8.10.2008

שיפודים

we just got back from a bukharian שיפודים restaurant near our apartment. (click here to see their menu - with some pictures).

שיפודים (shipudim) are meat skewers, of either kebob (lamb mixed with beef), chicken, turkey, chicken liver, chicken hearts, beef "eggs" (use your imagination), fatty lamb, and some other things i had problems translating. there were also lots of bukharian dishes on the menu, most of which seemed to have been various combinations of meat and rice, some with carrots. (it's not easy to decipher the names of food written in bukharian with hebrew letters).

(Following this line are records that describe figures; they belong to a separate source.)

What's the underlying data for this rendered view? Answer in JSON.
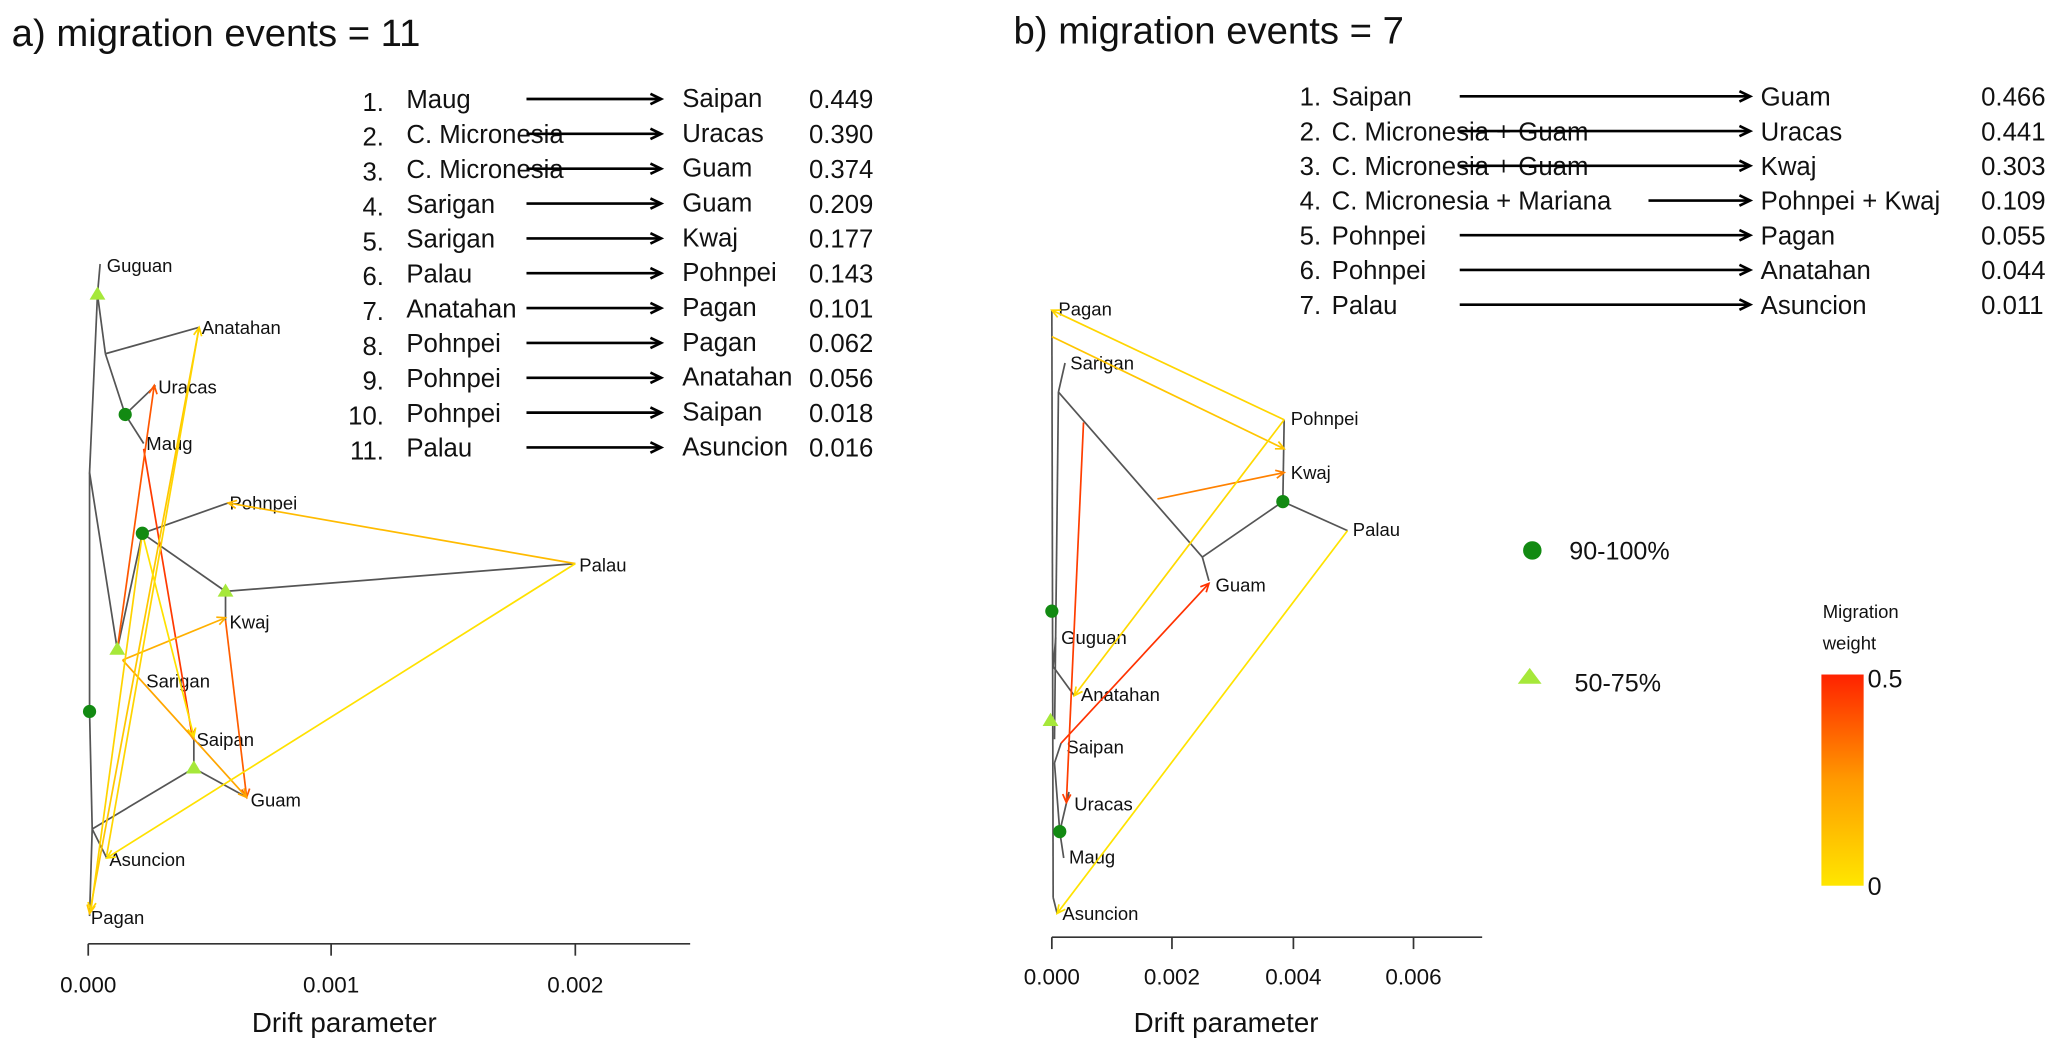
{
  "chart_data": [
    {
      "type": "tree",
      "panel": "a",
      "title": "a) migration events = 11",
      "xlabel": "Drift parameter",
      "xticks": [
        "0.000",
        "0.001",
        "0.002"
      ],
      "leaves": [
        "Guguan",
        "Anatahan",
        "Uracas",
        "Maug",
        "Pohnpei",
        "Palau",
        "Kwaj",
        "Sarigan",
        "Saipan",
        "Guam",
        "Asuncion",
        "Pagan"
      ],
      "migrations": [
        {
          "n": "1.",
          "from": "Maug",
          "to": "Saipan",
          "weight": 0.449,
          "label": "0.449"
        },
        {
          "n": "2.",
          "from": "C. Micronesia",
          "to": "Uracas",
          "weight": 0.39,
          "label": "0.390"
        },
        {
          "n": "3.",
          "from": "C. Micronesia",
          "to": "Guam",
          "weight": 0.374,
          "label": "0.374"
        },
        {
          "n": "4.",
          "from": "Sarigan",
          "to": "Guam",
          "weight": 0.209,
          "label": "0.209"
        },
        {
          "n": "5.",
          "from": "Sarigan",
          "to": "Kwaj",
          "weight": 0.177,
          "label": "0.177"
        },
        {
          "n": "6.",
          "from": "Palau",
          "to": "Pohnpei",
          "weight": 0.143,
          "label": "0.143"
        },
        {
          "n": "7.",
          "from": "Anatahan",
          "to": "Pagan",
          "weight": 0.101,
          "label": "0.101"
        },
        {
          "n": "8.",
          "from": "Pohnpei",
          "to": "Pagan",
          "weight": 0.062,
          "label": "0.062"
        },
        {
          "n": "9.",
          "from": "Pohnpei",
          "to": "Anatahan",
          "weight": 0.056,
          "label": "0.056"
        },
        {
          "n": "10.",
          "from": "Pohnpei",
          "to": "Saipan",
          "weight": 0.018,
          "label": "0.018"
        },
        {
          "n": "11.",
          "from": "Palau",
          "to": "Asuncion",
          "weight": 0.016,
          "label": "0.016"
        }
      ]
    },
    {
      "type": "tree",
      "panel": "b",
      "title": "b) migration events = 7",
      "xlabel": "Drift parameter",
      "xticks": [
        "0.000",
        "0.002",
        "0.004",
        "0.006"
      ],
      "leaves": [
        "Pagan",
        "Sarigan",
        "Pohnpei",
        "Kwaj",
        "Palau",
        "Guam",
        "Guguan",
        "Anatahan",
        "Saipan",
        "Uracas",
        "Maug",
        "Asuncion"
      ],
      "migrations": [
        {
          "n": "1.",
          "from": "Saipan",
          "to": "Guam",
          "weight": 0.466,
          "label": "0.466"
        },
        {
          "n": "2.",
          "from": "C. Micronesia + Guam",
          "to": "Uracas",
          "weight": 0.441,
          "label": "0.441"
        },
        {
          "n": "3.",
          "from": "C. Micronesia + Guam",
          "to": "Kwaj",
          "weight": 0.303,
          "label": "0.303"
        },
        {
          "n": "4.",
          "from": "C. Micronesia + Mariana",
          "to": "Pohnpei + Kwaj",
          "weight": 0.109,
          "label": "0.109"
        },
        {
          "n": "5.",
          "from": "Pohnpei",
          "to": "Pagan",
          "weight": 0.055,
          "label": "0.055"
        },
        {
          "n": "6.",
          "from": "Pohnpei",
          "to": "Anatahan",
          "weight": 0.044,
          "label": "0.044"
        },
        {
          "n": "7.",
          "from": "Palau",
          "to": "Asuncion",
          "weight": 0.011,
          "label": "0.011"
        }
      ]
    }
  ],
  "legend": {
    "support_high": "90-100%",
    "support_mid": "50-75%",
    "weight_title_1": "Migration",
    "weight_title_2": "weight",
    "weight_max": "0.5",
    "weight_min": "0"
  },
  "colors": {
    "tree": "#555555",
    "support_high": "#128a12",
    "support_mid": "#a6e83a",
    "weight_low": "#ffe600",
    "weight_mid": "#ff9a00",
    "weight_high": "#ff2200"
  }
}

bukharian cuisine consists of:
many unique dishes, distinctly influenced by ethnic dishes historically and currently found along the Silk Road and many parts of Central and even Southeast Asia. Shish kabob, or shashlik, as it is often referred to in Russian, are popular, made of chicken, beef or lamb. Pulled noodles, often thrown into a hearty stew of meat and vegetables known as lagman, are similar in style to Chinese lamian, also traditionally served in a meat broth. Samsa, pastries filled with spiced meat or vegetables, are baked in a unique, hollowed out tandoor oven, and greatly resemble the preparation and shape of Indian samosas.

Plov is a very popular slow cooked, cumin-spiced rice dish, sporting carrots, and in some varieties, chick peas, and often topped with beef or lamb. Most Bukharian communities still produce their traditional breads of old: one being Leeployshka, a circular bread with a flat center, topped with black and regular sesame seeds, and the other, called Non Toki, bears the dry and crusty features of traditional Jewish matzah, but with a distinctly wheatier taste.
everything came with many different kinds of salads, some of which were very spicy. all in all, a good way to celebrate the 10th of av.